We have to see, we have to know...

Lately, I wanted debug a problem with NetworkManager. As this service communicates via DBUS I wanted to intercept all traffic on the bus to see what happens there.

But it appears that even root doesn't have the authority to sniff the DBUS by default. In my opinion, this is a very strange default setting and makes troubleshooting unneccesarily difficult. I understand that the system bus is well-protected, but there is no extra security in disallowing root this privilege.

I tried various "solutions" I found on google, but the only thing that worked for me is to completely disable the DBUS security policy (temporarily), replacing the <policy> in /etc/dbus/system.conf with:

  <policy context="default">
    <!-- All users can connect to system bus -->
    <allow user="*"/>
    <!-- Allow everything to be sent -->
    <allow send_destination="*" eavesdrop="true"/>
    <!-- Allow everything to be received -->
    <allow eavesdrop="true"/>
    <!-- Allow anyone to own anything -->
    <allow own="*"/>
  </policy>

I also had to comment out the following, which loads a special permissions file for each installed application.
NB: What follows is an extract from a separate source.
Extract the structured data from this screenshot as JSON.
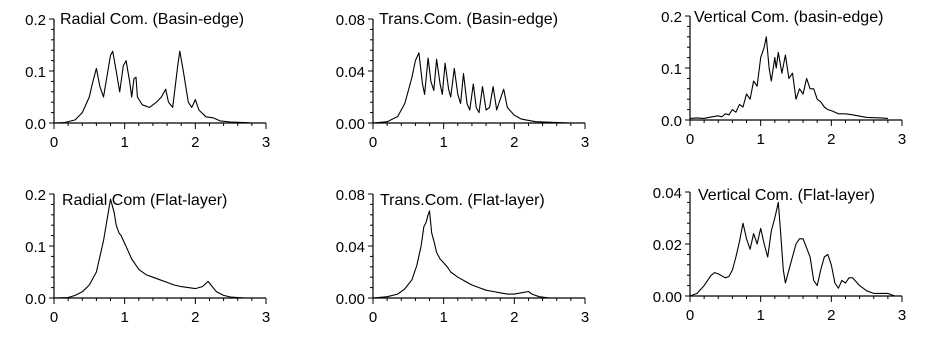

  <includedir>system.d</includedir>

A system restart was needed after this, after which I was finally able to see everything on the system bus. Be very careful about making changes to the system bus, because the entire system is dependent on it these days (Keyboard and mouse did not work inside X anymore after making a wrong change).

After changing the security policy, you will see everything with the following command

 dbus-monitor --system 
Don't do this if more people can log in to your host (and access services bound on localhost), as they'll have a way to do bad stuff™. Don't forget to re-enable the security afterwards, it's there for good reason.